Collagen fibers grow like a sunflower
Collagen fibrils are a major component of the connective tissues found throughout the animal kingdom. The cable-like assemblies of long biological molecules combine to form tissues as varied as skin, corneas, tendons or bones. The development of these complex tissues is the subject of a variety of research efforts, focusing on the steps involved and the respective contributions of genetics and physical chemistry to their development. Now, two researchers at the Universite Paris-sud in Orsay, France, have shed new light on how complex collagen fibrils form. In a new study published in EPJ E, the authors focus on one of the hierarchical steps, in which molecules spontaneously associate in long and dense axisymmetric fibres, known as type I collagen fibrils.

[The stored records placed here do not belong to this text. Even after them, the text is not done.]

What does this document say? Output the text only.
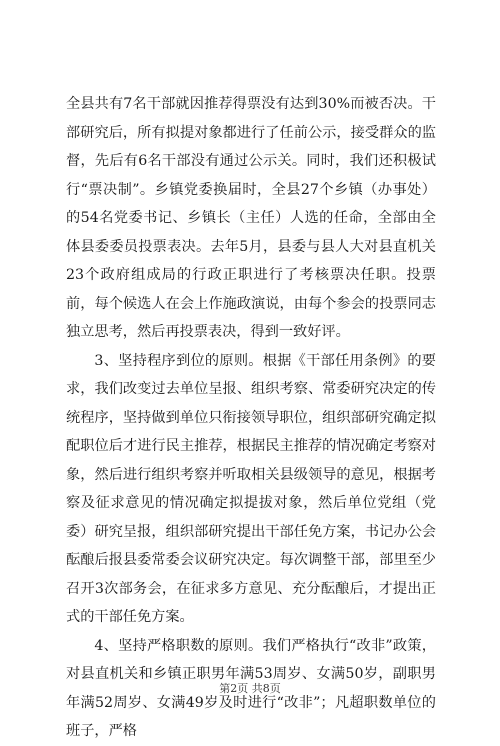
全县共有7名干部就因推荐得票没有达到30%而被否决。干部研究后，所有拟提对象都进行了任前公示，接受群众的监督，先后有6名干部没有通过公示关。同时，我们还积极试行“票决制”。乡镇党委换届时，全县27个乡镇（办事处）的54名党委书记、乡镇长（主任）人选的任命，全部由全体县委委员投票表决。去年5月，县委与县人大对县直机关23个政府组成局的行政正职进行了考核票决任职。投票前，每个候选人在会上作施政演说，由每个参会的投票同志独立思考，然后再投票表决，得到一致好评。

3、坚持程序到位的原则。根据《干部任用条例》的要求，我们改变过去单位呈报、组织考察、常委研究决定的传统程序，坚持做到单位只衔接领导职位，组织部研究确定拟配职位后才进行民主推荐，根据民主推荐的情况确定考察对象，然后进行组织考察并听取相关县级领导的意见，根据考察及征求意见的情况确定拟提拔对象，然后单位党组（党委）研究呈报，组织部研究提出干部任免方案，书记办公会酝酿后报县委常委会议研究决定。每次调整干部，部里至少召开3次部务会，在征求多方意见、充分酝酿后，才提出正式的干部任免方案。

4、坚持严格职数的原则。我们严格执行“改非”政策，对县直机关和乡镇正职男年满53周岁、女满50岁，副职男年满52周岁、女满49岁及时进行“改非”；凡超职数单位的班子，严格

第2页 共8页
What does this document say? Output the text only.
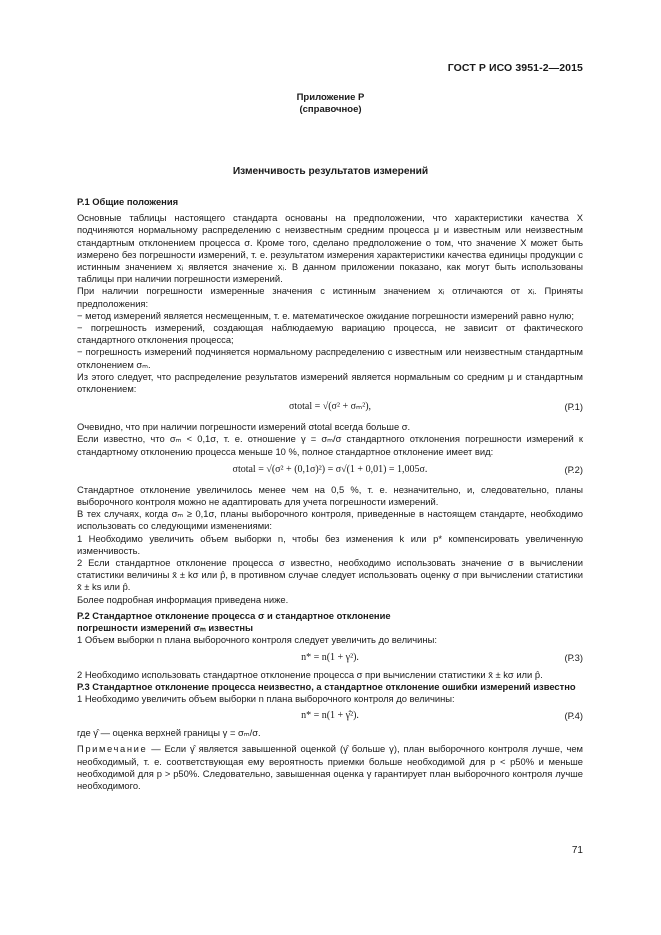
ГОСТ Р ИСО 3951-2—2015
Приложение Р
(справочное)
Изменчивость результатов измерений

Р.1 Общие положения

Основные таблицы настоящего стандарта основаны на предположении, что характеристики качества X подчиняются нормальному распределению с неизвестным средним процесса μ и известным или неизвестным стандартным отклонением процесса σ. Кроме того, сделано предположение о том, что значение X может быть измерено без погрешности измерений, т. е. результатом измерения характеристики качества единицы продукции с истинным значением xᵢ является значение xᵢ. В данном приложении показано, как могут быть использованы таблицы при наличии погрешности измерений.

При наличии погрешности измеренные значения с истинным значением xᵢ отличаются от xᵢ. Приняты предположения:

− метод измерений является несмещенным, т. е. математическое ожидание погрешности измерений равно нулю;

− погрешность измерений, создающая наблюдаемую вариацию процесса, не зависит от фактического стандартного отклонения процесса;

− погрешность измерений подчиняется нормальному распределению с известным или неизвестным стандартным отклонением σₘ.

Из этого следует, что распределение результатов измерений является нормальным со средним μ и стандартным отклонением:

σtotal = √(σ² + σₘ²),	(Р.1)

Очевидно, что при наличии погрешности измерений σtotal всегда больше σ.

Если известно, что σₘ < 0,1σ, т. е. отношение γ = σₘ/σ стандартного отклонения погрешности измерений к стандартному отклонению процесса меньше 10 %, полное стандартное отклонение имеет вид:

σtotal = √(σ² + (0,1σ)²) = σ√(1 + 0,01) = 1,005σ.	(Р.2)

Стандартное отклонение увеличилось менее чем на 0,5 %, т. е. незначительно, и, следовательно, планы выборочного контроля можно не адаптировать для учета погрешности измерений.

В тех случаях, когда σₘ ≥ 0,1σ, планы выборочного контроля, приведенные в настоящем стандарте, необходимо использовать со следующими изменениями:

1 Необходимо увеличить объем выборки n, чтобы без изменения k или p* компенсировать увеличенную изменчивость.

2 Если стандартное отклонение процесса σ известно, необходимо использовать значение σ в вычислении статистики величины x̄ ± kσ или p̂, в противном случае следует использовать оценку σ при вычислении статистики x̄ ± ks или p̂.

Более подробная информация приведена ниже.

Р.2 Стандартное отклонение процесса σ и стандартное отклонение

погрешности измерений σₘ известны

1 Объем выборки n плана выборочного контроля следует увеличить до величины:

n* = n(1 + γ²).	(Р.3)

2 Необходимо использовать стандартное отклонение процесса σ при вычислении статистики x̄ ± kσ или p̂.

Р.3 Стандартное отклонение процесса неизвестно, а стандартное отклонение ошибки измерений известно

1 Необходимо увеличить объем выборки n плана выборочного контроля до величины:

n* = n(1 + γ̂²).	(Р.4)

где γ̂ — оценка верхней границы γ = σₘ/σ.

Примечание — Если γ̂ является завышенной оценкой (γ̂ больше γ), план выборочного контроля лучше, чем необходимый, т. е. соответствующая ему вероятность приемки больше необходимой для p < p50% и меньше необходимой для p > p50%. Следовательно, завышенная оценка γ гарантирует план выборочного контроля лучше необходимого.

71
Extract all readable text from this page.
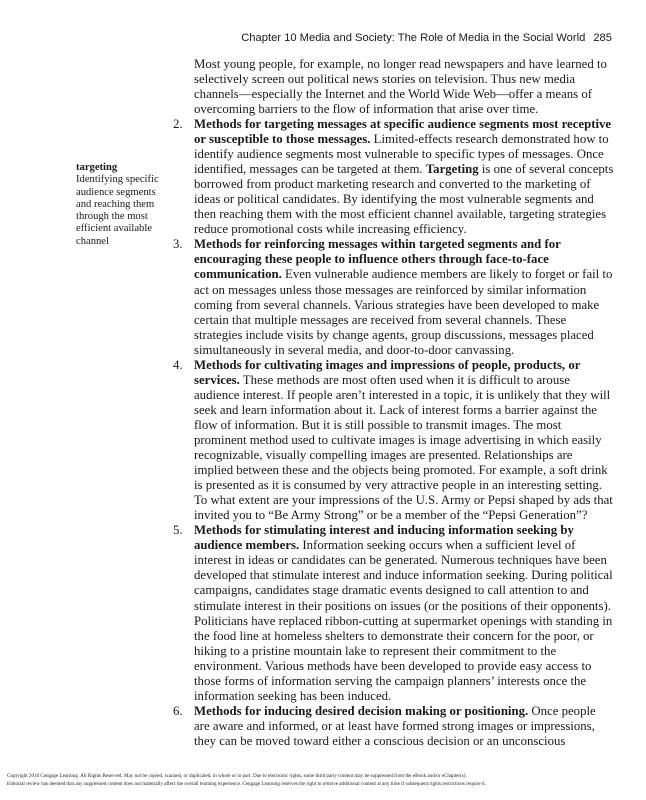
Chapter 10 Media and Society: The Role of Media in the Social World 285

Most young people, for example, no longer read newspapers and have learned to selectively screen out political news stories on television. Thus new media channels—especially the Internet and the World Wide Web—offer a means of overcoming barriers to the flow of information that arise over time.

targeting
Identifying specific audience segments and reaching them through the most efficient available channel
2. Methods for targeting messages at specific audience segments most receptive or susceptible to those messages. Limited-effects research demonstrated how to identify audience segments most vulnerable to specific types of messages. Once identified, messages can be targeted at them. Targeting is one of several concepts borrowed from product marketing research and converted to the marketing of ideas or political candidates. By identifying the most vulnerable segments and then reaching them with the most efficient channel available, targeting strategies reduce promotional costs while increasing efficiency.
3. Methods for reinforcing messages within targeted segments and for encouraging these people to influence others through face-to-face communication. Even vulnerable audience members are likely to forget or fail to act on messages unless those messages are reinforced by similar information coming from several channels. Various strategies have been developed to make certain that multiple messages are received from several channels. These strategies include visits by change agents, group discussions, messages placed simultaneously in several media, and door-to-door canvassing.
4. Methods for cultivating images and impressions of people, products, or services. These methods are most often used when it is difficult to arouse audience interest. If people aren’t interested in a topic, it is unlikely that they will seek and learn information about it. Lack of interest forms a barrier against the flow of information. But it is still possible to transmit images. The most prominent method used to cultivate images is image advertising in which easily recognizable, visually compelling images are presented. Relationships are implied between these and the objects being promoted. For example, a soft drink is presented as it is consumed by very attractive people in an interesting setting. To what extent are your impressions of the U.S. Army or Pepsi shaped by ads that invited you to “Be Army Strong” or be a member of the “Pepsi Generation”?
5. Methods for stimulating interest and inducing information seeking by audience members. Information seeking occurs when a sufficient level of interest in ideas or candidates can be generated. Numerous techniques have been developed that stimulate interest and induce information seeking. During political campaigns, candidates stage dramatic events designed to call attention to and stimulate interest in their positions on issues (or the positions of their opponents). Politicians have replaced ribbon-cutting at supermarket openings with standing in the food line at homeless shelters to demonstrate their concern for the poor, or hiking to a pristine mountain lake to represent their commitment to the environment. Various methods have been developed to provide easy access to those forms of information serving the campaign planners’ interests once the information seeking has been induced.
6. Methods for inducing desired decision making or positioning. Once people are aware and informed, or at least have formed strong images or impressions, they can be moved toward either a conscious decision or an unconscious
Copyright 2010 Cengage Learning. All Rights Reserved. May not be copied, scanned, or duplicated, in whole or in part. Due to electronic rights, some third party content may be suppressed from the eBook and/or eChapter(s).
Editorial review has deemed that any suppressed content does not materially affect the overall learning experience. Cengage Learning reserves the right to remove additional content at any time if subsequent rights restrictions require it.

The connective tissues are hierarchical structures which undergo several phases of association, producing fibril organisations adapted to various functions within living organisms. In this study, the spontaneous association step under scrutiny is unique because the diameter of the fibre remains constant throughout its growth, while the end of growth manifests a characteristic parabolic profile. After studying several possible models, the researchers concluded the most likely explanation is that the fibres spread out from the fibre axis, along a stem, similar to how a sunflower’s florets grow.
The authors note that phyllotaxis, or the growth of leaves, ensures the best packing possible in contexts of circular symmetry, as is the case with dense collagen fibres. “However, owing to the complexity of the material, appropriate experimental studies, along directions suggested by the model itself, are needed in order to establish it firmly,” says Jean Charvolin, co-author of the study.